Genetic Polymorphism As A Diagnostic Predictor For NSCLC Patients

Genetic Polymorphism As A Diagnostic Predictor For NSCLC Patients

shutterstock_202916584A team of researchers from Renmin Hospital, Wuhan University, China, has evaluated the potential of using the GNAS1 T393C polymorphism as a prognostic tool in advanced non-small cell lung cancer (NSCLC).

The study, titled “TT genotype of GNAS1 T393C polymorphism predicts better outcome of advanced non-small cell lung cancer patients” was published in The World Journal of Gastrointestinal Oncology.

There is a need to characterize an increased number of reliable and accurate molecular biomarkers that can diagnose aggressive lung cancer phenotypes, allowing the creation of individual personalized therapies with a higher rate of success.

There have been studies that support the idea biomarkers could aid in patient categorization depending on their particular genetic profile. However, this has not yet seen a practical outcome since there is no standard procedure to immunohistochemically detect such biomarkers.

Single nucleotide polymorphisms (SNPs), such as GNAS1 T393C, appear as viable prognostic markers since they can be easily assessed through patient’s blood. SNPs consists of a DNA sequence variation that occurs within a population, in which a single nucleotide -A, T, C or G – in the genome is different between the members of a biological species or paired chromosomes.

Studies have suggested a link between the T393C polymorphism and prognosis in several types of cancer, including breast carcinoma, squamous cell carcinoma of the larynx, bladder cancer, cholangiocarcinoma, colorectal cancer and clear cell renal carcinoma.

In this study, researchers genotyped peripheral blood samples from patients diagnosed with advanced NSCLC (before treatment) and assessed the potential of the T393C SNP as a predictive factor for survival for these patients.

The results demonstrated that, concerning the T393C SNP, 40% of patients displayed a TT genotype, 31% a CT genotype and 29% a CC genotype.

These different genotypes were associated with different survival rates, as the median survival of TT genotype carriers was longer than CT or CC genotype carriers. Furthermore, a TT genotype was a predictor of a better overall survival when compared with a CT or CC genotype.

Based on these results, the authors conclude that the GNAS1 T393C genetic polymorphism can have an influence in advanced NSCLC patients, correlating with a worse prognosis for C allele carriers.
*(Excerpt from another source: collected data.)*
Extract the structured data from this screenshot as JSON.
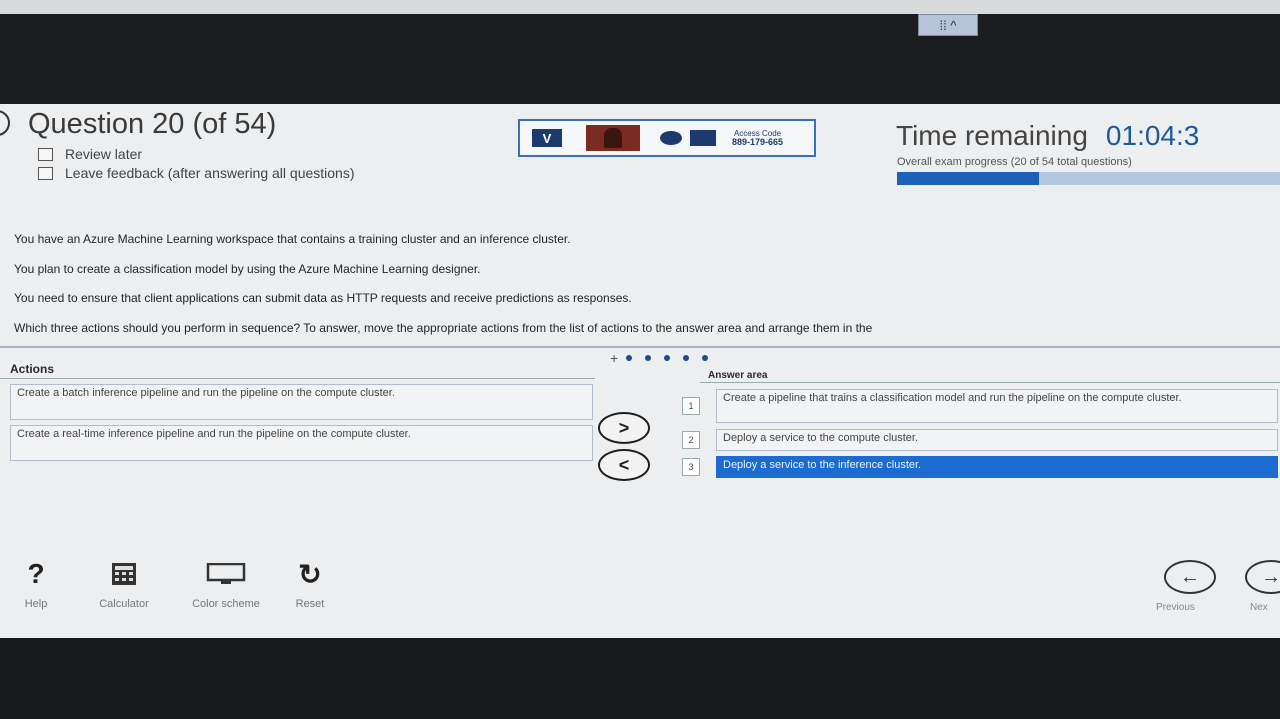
{
  "topbar": {
    "handle_label": "⁞⁞ ^"
  },
  "question": {
    "title": "Question 20 (of 54)",
    "review_later": "Review later",
    "leave_feedback": "Leave feedback (after answering all questions)"
  },
  "proctor": {
    "logo": "V",
    "access_label": "Access Code",
    "access_code": "889-179-665"
  },
  "timer": {
    "label": "Time remaining",
    "value": "01:04:3",
    "progress_text": "Overall exam progress (20 of 54 total questions)",
    "progress_fraction": 0.37
  },
  "body": {
    "paragraphs": [
      "You have an Azure Machine Learning workspace that contains a training cluster and an inference cluster.",
      "You plan to create a classification model by using the Azure Machine Learning designer.",
      "You need to ensure that client applications can submit data as HTTP requests and receive predictions as responses.",
      "Which three actions should you perform in sequence? To answer, move the appropriate actions from the list of actions to the answer area and arrange them in the"
    ]
  },
  "actions": {
    "label": "Actions",
    "items": [
      "Create a batch inference pipeline and run the pipeline on the compute cluster.",
      "Create a real-time inference pipeline and run the pipeline on the compute cluster."
    ]
  },
  "move": {
    "right": ">",
    "left": "<"
  },
  "answer": {
    "label": "Answer area",
    "items": [
      {
        "num": "1",
        "text": "Create a pipeline that trains a classification model and run the pipeline on the compute cluster."
      },
      {
        "num": "2",
        "text": "Deploy a service to the compute cluster."
      },
      {
        "num": "3",
        "text": "Deploy a service to the inference cluster."
      }
    ]
  },
  "toolbar": {
    "help": "Help",
    "calculator": "Calculator",
    "color_scheme": "Color scheme",
    "reset": "Reset",
    "previous": "Previous",
    "next": "Nex"
  }
}
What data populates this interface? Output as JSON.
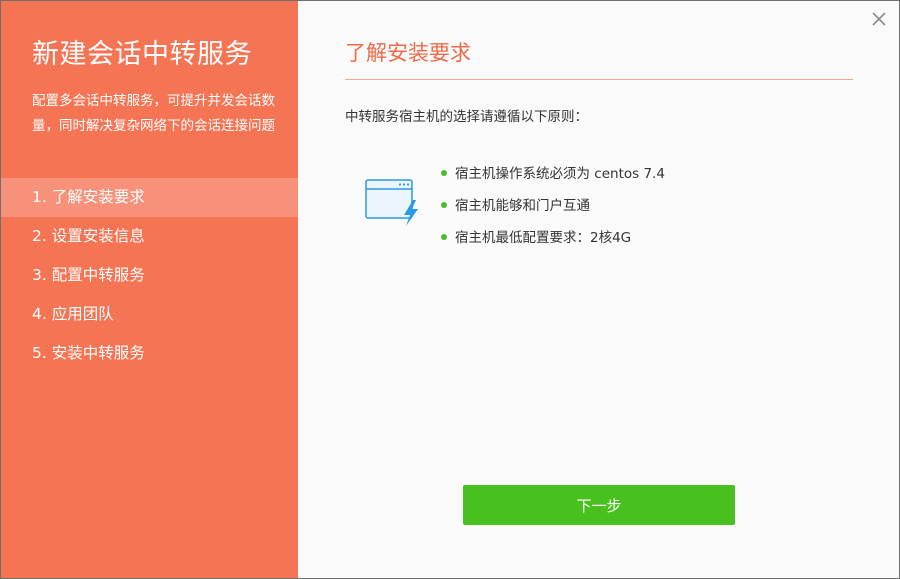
{
  "sidebar": {
    "title": "新建会话中转服务",
    "description": "配置多会话中转服务，可提升并发会话数量，同时解决复杂网络下的会话连接问题",
    "steps": [
      {
        "label": "1. 了解安装要求",
        "active": true
      },
      {
        "label": "2. 设置安装信息",
        "active": false
      },
      {
        "label": "3. 配置中转服务",
        "active": false
      },
      {
        "label": "4. 应用团队",
        "active": false
      },
      {
        "label": "5. 安装中转服务",
        "active": false
      }
    ]
  },
  "main": {
    "title": "了解安装要求",
    "intro": "中转服务宿主机的选择请遵循以下原则：",
    "requirements": [
      "宿主机操作系统必须为 centos 7.4",
      "宿主机能够和门户互通",
      "宿主机最低配置要求：2核4G"
    ],
    "next_label": "下一步"
  },
  "icons": {
    "close": "close-icon",
    "requirement": "browser-window-lightning-icon",
    "bullet": "green-dot-icon"
  },
  "colors": {
    "sidebar_bg": "#f47454",
    "active_step_bg": "#f7917a",
    "title_accent": "#f06a48",
    "button_green": "#48c11f",
    "bullet_green": "#4cbd2a",
    "icon_blue": "#2b9ae6"
  }
}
“It should be emphasized that in this study, we only investigated a small population of patients. Although our study indicated that genetic host factors play a role in tumor progression, which was consistent with the previously published data, further independent studies of large cohorts are necessary to confirm the reliability of our findings. Furthermore, the molecular mechanisms underlying the significance of the GNAS1 T393C genotype associated with potentially surrogate SNPs remain to be explored”, the authors state in their study.